This week is set to be the week of the growth forecast with several sets of statistics already having had profound impacts on markets. As we noted yesterday, the price of oil and the market’s interest rate expectations have been shifted by the forecasts presented by the IMF on Tuesday. Warnings on growth, supply chain disruptions and inflation pressures have all contributed to defensive price action. The World Bank also weighed in on the global economy and together really drove home the stag in stagflation. Here’s what these institutions observed:
The IMF followed the ECB’s previous meeting in stressing the impact of the invasion of Ukraine as a severe headache to growth and inflation. Naturally those closest geographically and most integrated economically were forecasted to be hit the hardest from their pre-invasion trajectories. The IMF had for a long time earmarked 2022 as the year the global economy could soar and unwind the lost years of the pandemic. Accordingly global growth forecasts for this year now sit at 3.6% at the International Monetary Fund.

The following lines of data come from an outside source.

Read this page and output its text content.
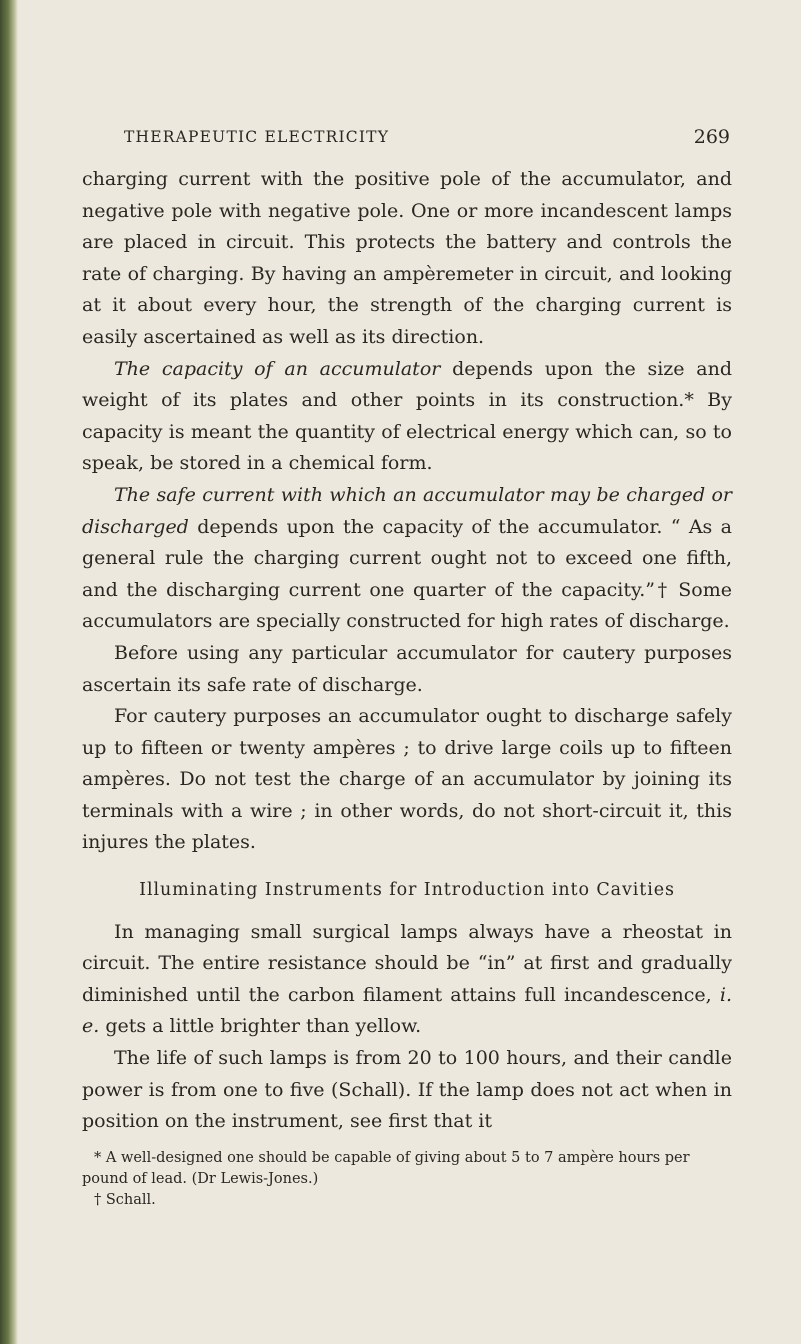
THERAPEUTIC ELECTRICITY	269

charging current with the positive pole of the accumulator, and negative pole with negative pole. One or more incandescent lamps are placed in circuit. This protects the battery and controls the rate of charging. By having an ampèremeter in circuit, and looking at it about every hour, the strength of the charging current is easily ascertained as well as its direction.

The capacity of an accumulator depends upon the size and weight of its plates and other points in its construction.* By capacity is meant the quantity of electrical energy which can, so to speak, be stored in a chemical form.

The safe current with which an accumulator may be charged or discharged depends upon the capacity of the accumulator. “ As a general rule the charging current ought not to exceed one fifth, and the discharging current one quarter of the capacity.”† Some accumulators are specially constructed for high rates of discharge.

Before using any particular accumulator for cautery purposes ascertain its safe rate of discharge.

For cautery purposes an accumulator ought to discharge safely up to fifteen or twenty ampères ; to drive large coils up to fifteen ampères. Do not test the charge of an accumulator by joining its terminals with a wire ; in other words, do not short-circuit it, this injures the plates.

Illuminating Instruments for Introduction into Cavities

In managing small surgical lamps always have a rheostat in circuit. The entire resistance should be “in” at first and gradually diminished until the carbon filament attains full incandescence, i. e. gets a little brighter than yellow.

The life of such lamps is from 20 to 100 hours, and their candle power is from one to five (Schall). If the lamp does not act when in position on the instrument, see first that it

* A well-designed one should be capable of giving about 5 to 7 ampère hours per pound of lead. (Dr Lewis-Jones.)

† Schall.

That may sound respectable by western growth standards but this is meagre to below-average at best by historical global standards. The IMF had held 2022 expectations at 4.4% as recently as January and three months’ prior at a far more impressive 4.9%. The World Bank’s forecasts were similarly bleak: 3.2% for 2022 down from an estimated 4.1% in January.

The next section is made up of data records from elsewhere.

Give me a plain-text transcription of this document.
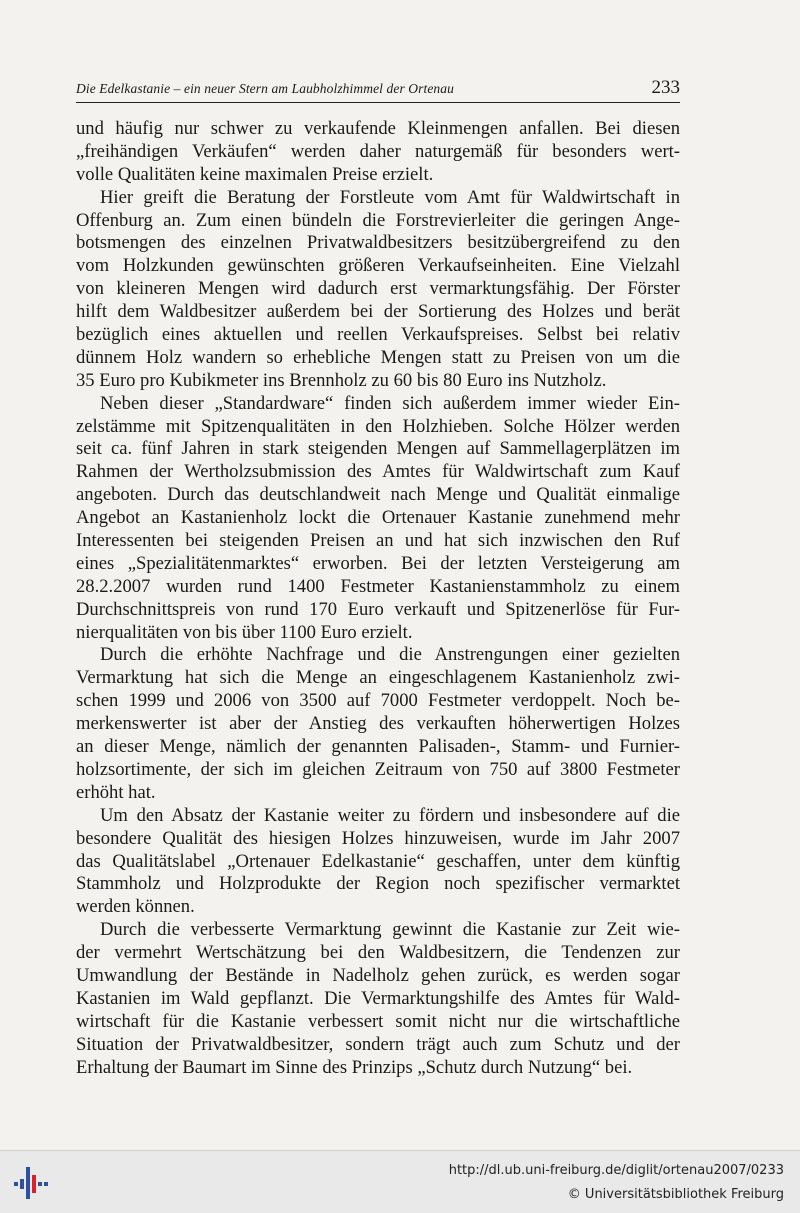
Die Edelkastanie – ein neuer Stern am Laubholzhimmel der Ortenau	233
und häufig nur schwer zu verkaufende Kleinmengen anfallen. Bei diesen
„freihändigen Verkäufen“ werden daher naturgemäß für besonders wert-
volle Qualitäten keine maximalen Preise erzielt.
Hier greift die Beratung der Forstleute vom Amt für Waldwirtschaft in
Offenburg an. Zum einen bündeln die Forstrevierleiter die geringen Ange-
botsmengen des einzelnen Privatwaldbesitzers besitzübergreifend zu den
vom Holzkunden gewünschten größeren Verkaufseinheiten. Eine Vielzahl
von kleineren Mengen wird dadurch erst vermarktungsfähig. Der Förster
hilft dem Waldbesitzer außerdem bei der Sortierung des Holzes und berät
bezüglich eines aktuellen und reellen Verkaufspreises. Selbst bei relativ
dünnem Holz wandern so erhebliche Mengen statt zu Preisen von um die
35 Euro pro Kubikmeter ins Brennholz zu 60 bis 80 Euro ins Nutzholz.
Neben dieser „Standardware“ finden sich außerdem immer wieder Ein-
zelstämme mit Spitzenqualitäten in den Holzhieben. Solche Hölzer werden
seit ca. fünf Jahren in stark steigenden Mengen auf Sammellagerplätzen im
Rahmen der Wertholzsubmission des Amtes für Waldwirtschaft zum Kauf
angeboten. Durch das deutschlandweit nach Menge und Qualität einmalige
Angebot an Kastanienholz lockt die Ortenauer Kastanie zunehmend mehr
Interessenten bei steigenden Preisen an und hat sich inzwischen den Ruf
eines „Spezialitätenmarktes“ erworben. Bei der letzten Versteigerung am
28.2.2007 wurden rund 1400 Festmeter Kastanienstammholz zu einem
Durchschnittspreis von rund 170 Euro verkauft und Spitzenerlöse für Fur-
nierqualitäten von bis über 1100 Euro erzielt.
Durch die erhöhte Nachfrage und die Anstrengungen einer gezielten
Vermarktung hat sich die Menge an eingeschlagenem Kastanienholz zwi-
schen 1999 und 2006 von 3500 auf 7000 Festmeter verdoppelt. Noch be-
merkenswerter ist aber der Anstieg des verkauften höherwertigen Holzes
an dieser Menge, nämlich der genannten Palisaden-, Stamm- und Furnier-
holzsortimente, der sich im gleichen Zeitraum von 750 auf 3800 Festmeter
erhöht hat.
Um den Absatz der Kastanie weiter zu fördern und insbesondere auf die
besondere Qualität des hiesigen Holzes hinzuweisen, wurde im Jahr 2007
das Qualitätslabel „Ortenauer Edelkastanie“ geschaffen, unter dem künftig
Stammholz und Holzprodukte der Region noch spezifischer vermarktet
werden können.
Durch die verbesserte Vermarktung gewinnt die Kastanie zur Zeit wie-
der vermehrt Wertschätzung bei den Waldbesitzern, die Tendenzen zur
Umwandlung der Bestände in Nadelholz gehen zurück, es werden sogar
Kastanien im Wald gepflanzt. Die Vermarktungshilfe des Amtes für Wald-
wirtschaft für die Kastanie verbessert somit nicht nur die wirtschaftliche
Situation der Privatwaldbesitzer, sondern trägt auch zum Schutz und der
Erhaltung der Baumart im Sinne des Prinzips „Schutz durch Nutzung“ bei.
http://dl.ub.uni-freiburg.de/diglit/ortenau2007/0233
© Universitätsbibliothek Freiburg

The UK has been one of if not the fastest growing G7 economy recently. Thanks to a rapid unwinding of pandemic restrictions and building consumer and investor confidence, the UK had performed well. The IMF sees the risk presented to the UK by the invasion of Ukraine as high, downgrading growth by 1% versus expectations published in January. By 2023, the Fund predicted the UK to fall to the slowest growing G7 economy. This pessimistic outlook continued to push GBP lower to test 1.30 on cable once again before a limited recovery yesterday.